The problem I see is that the PPP loans will start to run out and getting back to normal creates a timing issue. Typically when there is economic shock unemployment goes up and the rehiring of workers goes slower since businesses try to push existing workers to do more until they feel more comfortable to hire. The first wave of layoffs were more blue-collar workers and temporary workers that hits lower incomes and the second wave will soon hit the white-collar workers supervisors/managers who make higher wages. I saw an email from a business today that sums up generically what many companies are going to be deciding in the coming weeks. “We will have difficult decisions after June 30. The most important will be to reduce expenses through cuts in staffing costs. These may include layoffs, reduction in pay levels for all employees in including corporate staff, or reduction in hours. We may put off CAPEX and maintenance projects unless necessary.”

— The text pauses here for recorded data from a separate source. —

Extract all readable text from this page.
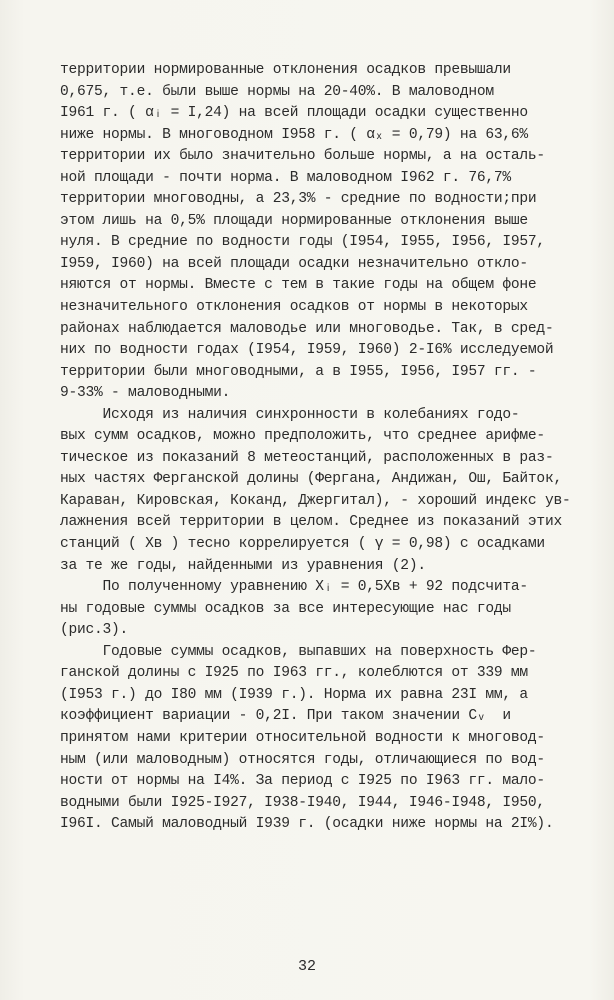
территории нормированные отклонения осадков превышали
0,675, т.е. были выше нормы на 20-40%. В маловодном
I961 г. ( αᵢ = I,24) на всей площади осадки существенно
ниже нормы. В многоводном I958 г. ( αₓ = 0,79) на 63,6%
территории их было значительно больше нормы, а на осталь-
ной площади - почти норма. В маловодном I962 г. 76,7%
территории многоводны, а 23,3% - средние по водности;при
этом лишь на 0,5% площади нормированные отклонения выше
нуля. В средние по водности годы (I954, I955, I956, I957,
I959, I960) на всей площади осадки незначительно откло-
няются от нормы. Вместе с тем в такие годы на общем фоне
незначительного отклонения осадков от нормы в некоторых
районах наблюдается маловодье или многоводье. Так, в сред-
них по водности годах (I954, I959, I960) 2-I6% исследуемой
территории были многоводными, а в I955, I956, I957 гг. -
9-33% - маловодными.
Исходя из наличия синхронности в колебаниях годо-
вых сумм осадков, можно предположить, что среднее арифме-
тическое из показаний 8 метеостанций, расположенных в раз-
ных частях Ферганской долины (Фергана, Андижан, Ош, Байток,
Караван, Кировская, Коканд, Джергитал), - хороший индекс ув-
лажнения всей территории в целом. Среднее из показаний этих
станций ( Xв ) тесно коррелируется ( γ = 0,98) с осадками
за те же годы, найденными из уравнения (2).
По полученному уравнению Xᵢ = 0,5Xв + 92 подсчита-
ны годовые суммы осадков за все интересующие нас годы
(рис.3).
Годовые суммы осадков, выпавших на поверхность Фер-
ганской долины с I925 по I963 гг., колеблются от 339 мм
(I953 г.) до I80 мм (I939 г.). Норма их равна 23I мм, а
коэффициент вариации - 0,2I. При таком значении Cᵥ  и
принятом нами критерии относительной водности к многовод-
ным (или маловодным) относятся годы, отличающиеся по вод-
ности от нормы на I4%. За период с I925 по I963 гг. мало-
водными были I925-I927, I938-I940, I944, I946-I948, I950,
I96I. Самый маловодный I939 г. (осадки ниже нормы на 2I%).
32
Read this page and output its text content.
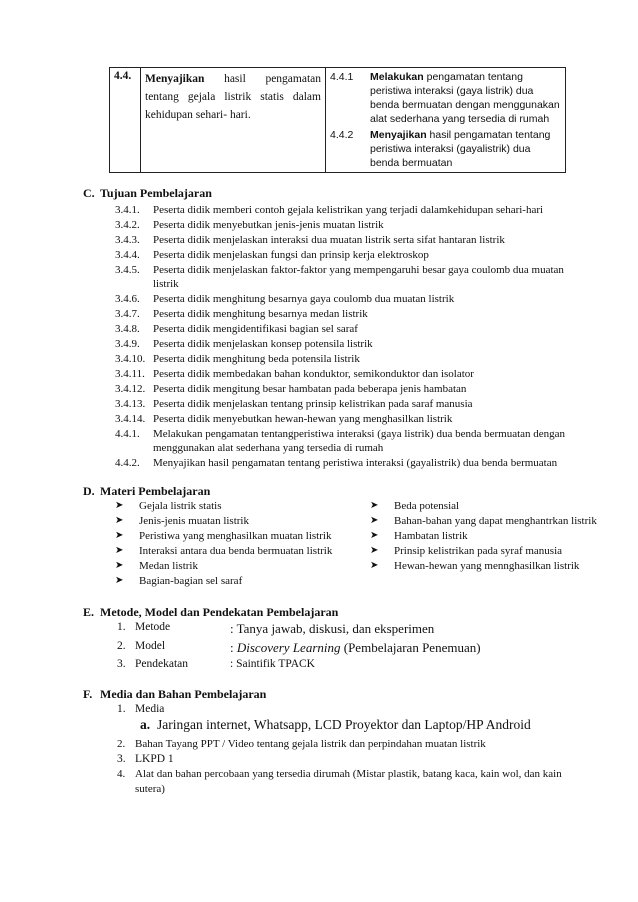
4.4.	Menyajikan hasil pengamatan tentang gejala listrik statis dalam kehidupan sehari- hari.	
4.4.1	Melakukan pengamatan tentang peristiwa interaksi (gaya listrik) dua benda bermuatan dengan menggunakan alat sederhana yang tersedia di rumah
4.4.2	Menyajikan hasil pengamatan tentang peristiwa interaksi (gayalistrik) dua benda bermuatan
C. Tujuan Pembelajaran
3.4.1.	Peserta didik memberi contoh gejala kelistrikan yang terjadi dalamkehidupan sehari-hari
3.4.2.	Peserta didik menyebutkan jenis-jenis muatan listrik
3.4.3.	Peserta didik menjelaskan interaksi dua muatan listrik serta sifat hantaran listrik
3.4.4.	Peserta didik menjelaskan fungsi dan prinsip kerja elektroskop
3.4.5.	Peserta didik menjelaskan faktor-faktor yang mempengaruhi besar gaya coulomb dua muatan listrik
3.4.6.	Peserta didik menghitung besarnya gaya coulomb dua muatan listrik
3.4.7.	Peserta didik menghitung besarnya medan listrik
3.4.8.	Peserta didik mengidentifikasi bagian sel saraf
3.4.9.	Peserta didik menjelaskan konsep potensila listrik
3.4.10. Peserta didik menghitung beda potensila listrik
3.4.11. Peserta didik membedakan bahan konduktor, semikonduktor dan isolator
3.4.12. Peserta didik mengitung besar hambatan pada beberapa jenis hambatan
3.4.13. Peserta didik menjelaskan tentang prinsip kelistrikan pada saraf manusia
3.4.14. Peserta didik menyebutkan hewan-hewan yang menghasilkan listrik
4.4.1.	Melakukan pengamatan tentangperistiwa interaksi (gaya listrik) dua benda bermuatan dengan menggunakan alat sederhana yang tersedia di rumah
4.4.2.	Menyajikan hasil pengamatan tentang peristiwa interaksi (gayalistrik) dua benda bermuatan
D. Materi Pembelajaran
➤	Gejala listrik statis
➤	Jenis-jenis muatan listrik
➤	Peristiwa yang menghasilkan muatan listrik
➤	Interaksi antara dua benda bermuatan listrik
➤	Medan listrik
➤	Bagian-bagian sel saraf
➤	Beda potensial
➤	Bahan-bahan yang dapat menghantrkan listrik
➤	Hambatan listrik
➤	Prinsip kelistrikan pada syraf manusia
➤	Hewan-hewan yang mennghasilkan listrik
E. Metode, Model dan Pendekatan Pembelajaran
1. Metode	: Tanya jawab, diskusi, dan eksperimen
2. Model	: Discovery Learning (Pembelajaran Penemuan)
3. Pendekatan	: Saintifik TPACK
F. Media dan Bahan Pembelajaran
1. Media
a. Jaringan internet, Whatsapp, LCD Proyektor dan Laptop/HP Android
2. Bahan Tayang PPT / Video tentang gejala listrik dan perpindahan muatan listrik
3. LKPD 1
4. Alat dan bahan percobaan yang tersedia dirumah (Mistar plastik, batang kaca, kain wol, dan kain sutera)
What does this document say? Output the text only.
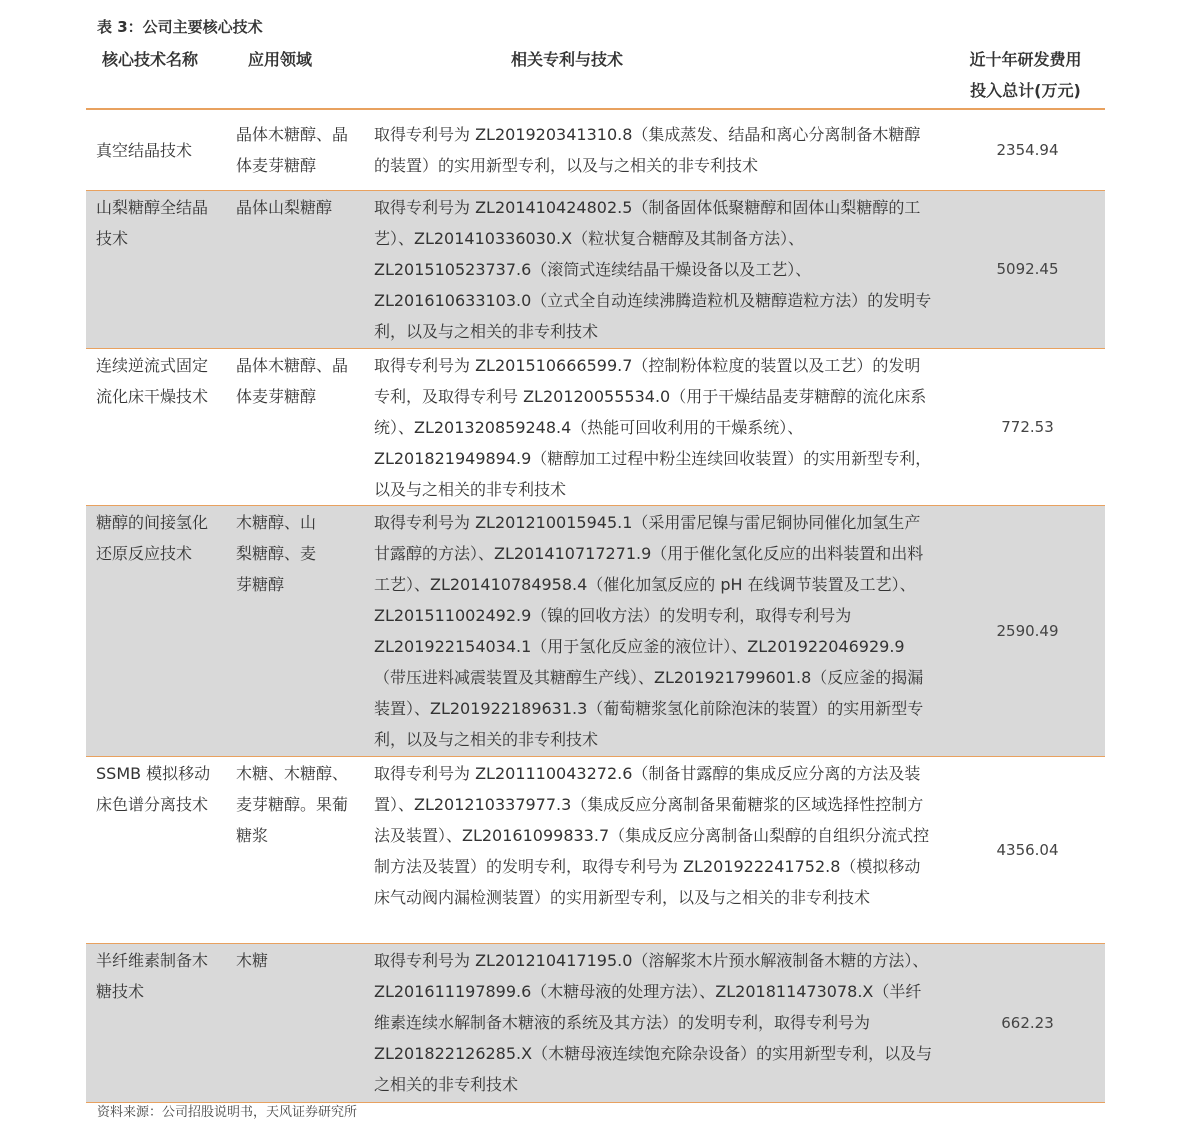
表 3：公司主要核心技术
核心技术名称	应用领域	相关专利与技术	近十年研发费用
投入总计(万元)

真空结晶技术	晶体木糖醇、晶体麦芽糖醇	取得专利号为 ZL201920341310.8（集成蒸发、结晶和离心分离制备木糖醇的装置）的实用新型专利，以及与之相关的非专利技术	2354.94

山梨糖醇全结晶技术	晶体山梨糖醇	取得专利号为 ZL201410424802.5（制备固体低聚糖醇和固体山梨糖醇的工艺）、ZL201410336030.X（粒状复合糖醇及其制备方法）、ZL201510523737.6（滚筒式连续结晶干燥设备以及工艺）、ZL201610633103.0（立式全自动连续沸腾造粒机及糖醇造粒方法）的发明专利，以及与之相关的非专利技术	5092.45

连续逆流式固定流化床干燥技术	晶体木糖醇、晶体麦芽糖醇	取得专利号为 ZL201510666599.7（控制粉体粒度的装置以及工艺）的发明专利，及取得专利号 ZL20120055534.0（用于干燥结晶麦芽糖醇的流化床系统）、ZL201320859248.4（热能可回收利用的干燥系统）、ZL201821949894.9（糖醇加工过程中粉尘连续回收装置）的实用新型专利，以及与之相关的非专利技术	772.53

糖醇的间接氢化还原反应技术	木糖醇、山梨糖醇、麦芽糖醇	取得专利号为 ZL201210015945.1（采用雷尼镍与雷尼铜协同催化加氢生产甘露醇的方法）、ZL201410717271.9（用于催化氢化反应的出料装置和出料工艺）、ZL201410784958.4（催化加氢反应的 pH 在线调节装置及工艺）、ZL201511002492.9（镍的回收方法）的发明专利，取得专利号为ZL201922154034.1（用于氢化反应釜的液位计）、ZL201922046929.9（带压进料减震装置及其糖醇生产线）、ZL201921799601.8（反应釜的揭漏装置）、ZL201922189631.3（葡萄糖浆氢化前除泡沫的装置）的实用新型专利，以及与之相关的非专利技术	2590.49

SSMB 模拟移动床色谱分离技术	木糖、木糖醇、麦芽糖醇。果葡糖浆	取得专利号为 ZL201110043272.6（制备甘露醇的集成反应分离的方法及装置）、ZL201210337977.3（集成反应分离制备果葡糖浆的区域选择性控制方法及装置）、ZL20161099833.7（集成反应分离制备山梨醇的自组织分流式控制方法及装置）的发明专利，取得专利号为 ZL201922241752.8（模拟移动床气动阀内漏检测装置）的实用新型专利，以及与之相关的非专利技术	4356.04

半纤维素制备木糖技术	木糖	取得专利号为 ZL201210417195.0（溶解浆木片预水解液制备木糖的方法）、ZL201611197899.6（木糖母液的处理方法）、ZL201811473078.X（半纤维素连续水解制备木糖液的系统及其方法）的发明专利，取得专利号为 ZL201822126285.X（木糖母液连续饱充除杂设备）的实用新型专利，以及与之相关的非专利技术	662.23
资料来源：公司招股说明书，天风证券研究所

There are also some questions regarding how the BLS data has been calculated and I there could be a huge revision in the coming months:
If the workers who were recorded as employed but not at work for the entire survey reference week had been classified as “unemployed on temporary layoff,” the overall unemployment rate would have been higher than reported. This kind of exercise requires some assumptions. For example, first one needs to determine how many workers might be misclassified. There were 5.4 million workers with a job but not at work who were included in the “other reasons” category in May 2020, about 4.9 million higher than the average for May 2016–2019. (While this category contains misclassified workers, not every person in this category was necessarily misclassified. The average for recent May estimates was 549,000 employed people with a job not at work for “other reasons.”)
One assumption might be that these additional 4.9 million workers who were included in the “other
reasons” category should have been classified as unemployed on temporary layoff. If these workers
were instead considered unemployed on temporary layoff, the number of unemployed people in May (on a not seasonally adjusted basis) would increase by 4.9 million from 20.5 million to 25.4 million
President Trump is as you would expect is taking full credit and multiple victory laps on Twitter and with an hour-long press conference. I just love it when he thanks himself on Twitter. Considering last month 20 million jobs were lost a bounce of 2.5 million is a positive headline but perhaps the PPP support which will be ending in the coming month could have pulled forward better data and risk for Trump is the possibility we won’t see enough jobs gained by the election. “This is not a V recovery… it’s a rocket ship…” Classic line
The markets have bounced a lot more than anyone expected and has priced in a full recovery almost like nothing ever happened. The current S&P multiple is anyone’s guess with guidance withheld by companies for Q2 guidance and people are trying to look out (or into a crystal ball) for 2021 with estimates similar to 2019 which would still be a 20-year high multiple. The other day I mentioned on a note what might be the next Fed response with the markets back to highs. Next week we will hear from the Fed heads which might give some clues if they will back off of some stimulus.
There is also a new generation of stock traders who fully believe stocks only go up too. Bar Stool Sports CEO is “day trader Dave” live on Twitter is the poster child for this behavior for millions of Robinhood traders. I’m seeing some signs of speculation only seen in the later innings of a rally. Stocks that have no business that has stocks go from 1 to 12 and back down within a few days, stocks that rip higher like Hertz that just declared bankruptcy with worthless equity or stocks that have similar symbols to recent winners moving higher. These traders only are chasing the greater fool theory. Lastly, it’s easy to see the speculative risk when the put-call ratio at .43 earlier today which is at similarly low levels as seen at the highs in February. The “message board” crowd…
Another sign of make-believe is trading in Apple. The majority of the Apple stores have been closed for most of the quarter and the stock is hitting all-time highs. “On it’s way to a $2 trillion valuation” from $1.4 trillion currently. I keep thinking about the high inventory data we saw with Q1 reports from AT&T and Verizon, it’s impossible Apple could have sold down the inventory enough and with the much-anticipated launch of the 5G phone now rumored to be pushed out a quarter missing the important holiday season, how is this stock a buy here and at a historically high 26x earnings?
Airlines, retail, and restaurant stocks have been very strong with the reopening hopes but they have a lot of structural problems and social distancing rules limiting the number of passengers, shoppers, and diners will not help profitability but traders are snapping them up like tomorrow everything will be back to normal. I’ve been bullish on financials one of the best sectors in the past month and even they are starting to get too far extended.